An exercise currently is underway in Central Europe, involving Polish, Czech and other authorities stopping a simulated rail shipment of chemical weapons bound for the Middle East.

Under the PSI, the U.S. has also signed agreements with the world's two largest shipping registries, Panama and Liberia, establishing a procedure for the U.S. Navy to board and search any vessel sailing under their flags that it suspects is carrying WMD-related cargo.

North Korea has bristled at the prospect of the U.S. and other countries intercepting its vessels. Last October Pyongyang called a PSI exercise underway off Japan an "undisguised hostile act" against North Korea.

At Tuesday's event, Rice said the initiative had made it "increasingly difficult for proliferators to ply their nefarious trade."

Welcoming the latest countries to endorse the effort -- Georgia, Iraq and Argentina -- she said the more countries actively involved, "the safer people everywhere will be."

A number of countries have been reluctant to participate in the PSI, for various reasons.
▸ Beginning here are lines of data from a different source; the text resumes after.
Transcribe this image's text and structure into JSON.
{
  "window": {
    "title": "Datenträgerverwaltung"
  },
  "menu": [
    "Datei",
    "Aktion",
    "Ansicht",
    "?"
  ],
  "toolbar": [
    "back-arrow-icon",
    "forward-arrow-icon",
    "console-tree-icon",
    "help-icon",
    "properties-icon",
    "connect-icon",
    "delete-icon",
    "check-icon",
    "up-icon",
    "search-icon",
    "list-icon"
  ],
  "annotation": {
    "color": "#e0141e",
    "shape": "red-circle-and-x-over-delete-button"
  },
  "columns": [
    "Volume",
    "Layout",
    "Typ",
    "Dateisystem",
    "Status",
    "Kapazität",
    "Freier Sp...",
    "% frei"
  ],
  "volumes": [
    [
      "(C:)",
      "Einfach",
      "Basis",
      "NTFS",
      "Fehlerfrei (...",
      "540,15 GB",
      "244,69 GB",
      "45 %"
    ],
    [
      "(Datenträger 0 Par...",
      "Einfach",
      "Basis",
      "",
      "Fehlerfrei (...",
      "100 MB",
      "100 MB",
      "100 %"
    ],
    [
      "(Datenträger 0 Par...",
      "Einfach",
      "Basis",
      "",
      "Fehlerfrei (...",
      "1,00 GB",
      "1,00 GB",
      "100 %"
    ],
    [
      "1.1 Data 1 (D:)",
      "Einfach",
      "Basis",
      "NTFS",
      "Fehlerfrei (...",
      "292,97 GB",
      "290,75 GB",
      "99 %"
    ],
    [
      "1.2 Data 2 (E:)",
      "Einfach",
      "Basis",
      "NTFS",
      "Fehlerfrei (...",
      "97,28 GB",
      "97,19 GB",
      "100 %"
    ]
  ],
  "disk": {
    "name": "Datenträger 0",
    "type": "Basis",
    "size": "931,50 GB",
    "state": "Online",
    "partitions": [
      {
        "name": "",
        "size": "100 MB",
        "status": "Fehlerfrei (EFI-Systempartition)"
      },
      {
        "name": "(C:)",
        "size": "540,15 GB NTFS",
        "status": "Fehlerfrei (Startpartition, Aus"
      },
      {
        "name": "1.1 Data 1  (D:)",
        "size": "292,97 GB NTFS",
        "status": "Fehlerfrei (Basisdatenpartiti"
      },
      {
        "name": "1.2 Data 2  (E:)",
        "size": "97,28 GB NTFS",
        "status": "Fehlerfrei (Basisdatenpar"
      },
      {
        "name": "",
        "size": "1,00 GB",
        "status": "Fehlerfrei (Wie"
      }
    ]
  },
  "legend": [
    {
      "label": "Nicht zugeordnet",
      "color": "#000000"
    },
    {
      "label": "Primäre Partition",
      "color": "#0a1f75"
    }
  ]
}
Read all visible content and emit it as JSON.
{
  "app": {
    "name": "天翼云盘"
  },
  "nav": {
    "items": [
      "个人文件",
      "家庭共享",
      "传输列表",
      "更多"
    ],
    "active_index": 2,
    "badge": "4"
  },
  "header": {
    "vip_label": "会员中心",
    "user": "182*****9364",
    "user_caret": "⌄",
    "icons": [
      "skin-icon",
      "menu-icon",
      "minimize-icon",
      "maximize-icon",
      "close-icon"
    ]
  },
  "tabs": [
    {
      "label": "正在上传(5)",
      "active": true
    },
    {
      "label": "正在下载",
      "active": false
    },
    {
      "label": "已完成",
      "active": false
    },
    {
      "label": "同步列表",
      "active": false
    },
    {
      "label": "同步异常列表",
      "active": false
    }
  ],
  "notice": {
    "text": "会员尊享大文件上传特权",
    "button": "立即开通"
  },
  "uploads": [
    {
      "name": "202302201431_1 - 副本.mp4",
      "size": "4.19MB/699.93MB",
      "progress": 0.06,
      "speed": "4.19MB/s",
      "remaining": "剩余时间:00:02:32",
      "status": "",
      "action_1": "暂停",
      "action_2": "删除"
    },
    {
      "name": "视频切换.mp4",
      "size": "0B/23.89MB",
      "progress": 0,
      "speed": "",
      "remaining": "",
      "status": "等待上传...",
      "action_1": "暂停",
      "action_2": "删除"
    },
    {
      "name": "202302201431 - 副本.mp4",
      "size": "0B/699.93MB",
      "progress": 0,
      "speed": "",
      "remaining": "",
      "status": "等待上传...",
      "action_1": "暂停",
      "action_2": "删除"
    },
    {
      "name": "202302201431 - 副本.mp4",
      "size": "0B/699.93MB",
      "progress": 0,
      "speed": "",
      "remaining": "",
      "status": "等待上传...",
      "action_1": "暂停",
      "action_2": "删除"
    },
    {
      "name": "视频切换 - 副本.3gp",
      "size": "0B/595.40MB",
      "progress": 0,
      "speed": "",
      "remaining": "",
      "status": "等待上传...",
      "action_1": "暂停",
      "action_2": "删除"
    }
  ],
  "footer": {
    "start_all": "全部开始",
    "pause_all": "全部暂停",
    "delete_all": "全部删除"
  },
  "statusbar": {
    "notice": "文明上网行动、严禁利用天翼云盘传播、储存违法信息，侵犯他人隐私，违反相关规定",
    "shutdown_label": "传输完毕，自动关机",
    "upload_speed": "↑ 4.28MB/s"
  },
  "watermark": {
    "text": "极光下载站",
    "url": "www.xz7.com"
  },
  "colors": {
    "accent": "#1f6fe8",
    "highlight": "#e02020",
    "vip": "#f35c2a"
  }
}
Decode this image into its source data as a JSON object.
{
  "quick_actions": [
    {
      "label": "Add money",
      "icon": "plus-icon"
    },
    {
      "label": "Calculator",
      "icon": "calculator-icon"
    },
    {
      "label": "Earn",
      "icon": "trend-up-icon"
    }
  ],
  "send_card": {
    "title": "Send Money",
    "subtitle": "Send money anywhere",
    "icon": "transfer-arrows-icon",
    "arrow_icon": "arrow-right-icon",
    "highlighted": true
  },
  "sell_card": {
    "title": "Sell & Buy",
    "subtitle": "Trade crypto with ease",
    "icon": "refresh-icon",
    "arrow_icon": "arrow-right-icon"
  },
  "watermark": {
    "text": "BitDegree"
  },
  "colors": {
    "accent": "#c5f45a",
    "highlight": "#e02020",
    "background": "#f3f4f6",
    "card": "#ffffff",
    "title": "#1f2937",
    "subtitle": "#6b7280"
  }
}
China and South Korea, for example, are loathe to be seen as ganging up against North Korea, while others don't want to upset Iran.

Some are worried about legal or sovereignty issues, or may simply not want to cooperate with what they regard as a U.S. initiative.

Strengthening Washington's argument that the PSI is a broad, multilateral effort rather than a U.S.-dictated one, U.N. Secretary General Kofi Annan during a anti-terrorism summit in Spain last March encouraged all states to join PSI.

Earlier, a panel of experts tasked by Annan to examine U.N. reforms also praised the PSI, saying the exposed Khan proliferation network demonstrated "the need for and the value of measures taken to interdict the illicit and clandestine trade in components for nuclear programs."

Although most of the PSI founding members are close allies of the U.S., not all have been supportive in recent years of U.S. policies abroad. France and Germany, notably, opposed the war in Iraq, yet both are core PSI members and have moreover hosted exercises.

One of several foreign ambassadors attending Tuesday's event, Singapore's Chan Heng Chee, says her nation is actively trying to win over some of its South-East Asian neighbors and has invited them to observe a PSI exercise Singapore is hosting in August.

"We hope this first-hand experience of how an actual PSI operation will take place will help allay their concerns about the legal and operational aspects of the PSI and bring them on board," she said in comments released by the embassy.

Chan said countries in the region were generally supportive of the objective of countering WMD proliferation.

"However, they have indicated that they would need some time to sort out the legal and operational details in their inter-agency processes."

She did not name the countries, but neither Indonesia nor Malaysia is a PSI participant. The two Muslim nations are both located adjacent to some of the world's busiest but least secure shipping routes.